За этим номером, уже очень резким, последовал номер еще более резкий.

Я видела, что Камилл губит себя, и, помня о том, что он один из двух друзей, на попечение которых ты меня оставил и которые заботились обо мне в Париже, я побежала на улицу Старой Комедии, куда я приходила к Люсиль в те времена, когда Камилл и Дантон были всемогущи, и куда теперь приходили их перепуганные друзья, чтобы просить Камилла остановиться, пока не поздно.

У Камилла я встретила очень патриотически настроенного офицера по имени Брюн, явно не робкого десятка. Во время обеда он советовал Камиллу быть осторожным. Но Камилл вышел из себя и заявил, что считает трусостью отступить хоть на шаг.

Ему принесли гранки; он спокойно правил их, в одном месте вставил:

«Случилось чудо! Нынче ночью один человек умер в своей постели!»

Потом, видя, что Брюн пожал плечами, сказал по-латыни:

— Edamus et bibamus4.

Он надеялся, что Люсиль его не услышит, и, думая, что я не понимаю, добавил:

— Cras enim moriemur5.

Я пошла к Люсиль и рассказала ей все, что услышала. Люсиль готовила шоколад.

— Оставьте его, оставьте его, пусть он выполнит свой долг и спасет Францию; те, кто думает по-другому, не получат моего шоколада.

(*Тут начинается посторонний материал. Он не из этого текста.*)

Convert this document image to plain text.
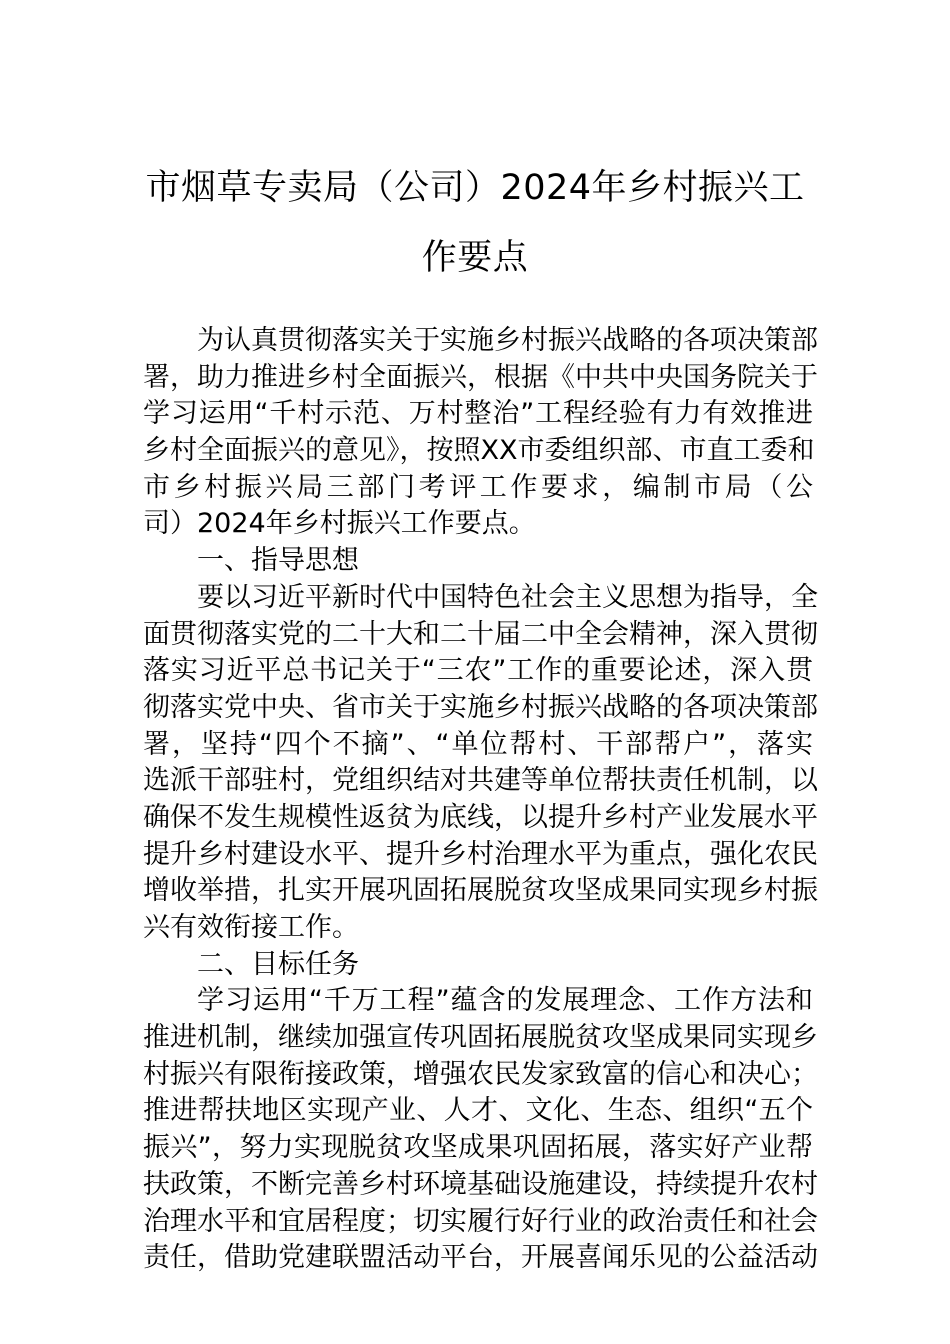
市烟草专卖局（公司）2024年乡村振兴工
作要点
为认真贯彻落实关于实施乡村振兴战略的各项决策部
署，助力推进乡村全面振兴，根据《中共中央国务院关于
学习运用“千村示范、万村整治”工程经验有力有效推进
乡村全面振兴的意见》，按照XX市委组织部、市直工委和
市乡村振兴局三部门考评工作要求，编制市局（公
司）2024年乡村振兴工作要点。
一、指导思想
要以习近平新时代中国特色社会主义思想为指导，全
面贯彻落实党的二十大和二十届二中全会精神，深入贯彻
落实习近平总书记关于“三农”工作的重要论述，深入贯
彻落实党中央、省市关于实施乡村振兴战略的各项决策部
署，坚持“四个不摘”、“单位帮村、干部帮户”，落实
选派干部驻村，党组织结对共建等单位帮扶责任机制，以
确保不发生规模性返贫为底线，以提升乡村产业发展水平
提升乡村建设水平、提升乡村治理水平为重点，强化农民
增收举措，扎实开展巩固拓展脱贫攻坚成果同实现乡村振
兴有效衔接工作。
二、目标任务
学习运用“千万工程”蕴含的发展理念、工作方法和
推进机制，继续加强宣传巩固拓展脱贫攻坚成果同实现乡
村振兴有限衔接政策，增强农民发家致富的信心和决心；
推进帮扶地区实现产业、人才、文化、生态、组织“五个
振兴”，努力实现脱贫攻坚成果巩固拓展，落实好产业帮
扶政策，不断完善乡村环境基础设施建设，持续提升农村
治理水平和宜居程度；切实履行好行业的政治责任和社会
责任，借助党建联盟活动平台，开展喜闻乐见的公益活动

Поскольку могила для Дантона была уже вырыта, оставалось только арестовать его.

Камилл переполнил чашу, потребовав в своей газете со— здания Комитета общественного милосердия.

Двадцать восьмого марта Дантон объявил нам, что ужинает с Робеспьером; общие друзья сделали последнюю попытку примирить их.

Я решила остаться ночевать в Севре, чтобы узнать, как пройдет эта встреча, для которой ужин был не более чем предлогом.

Он состоялся в Шарантоне, у Паниса.

Дантон вернулся около часу пополуночи.

— Ну что? — вскричали мы, как только он переступил порог.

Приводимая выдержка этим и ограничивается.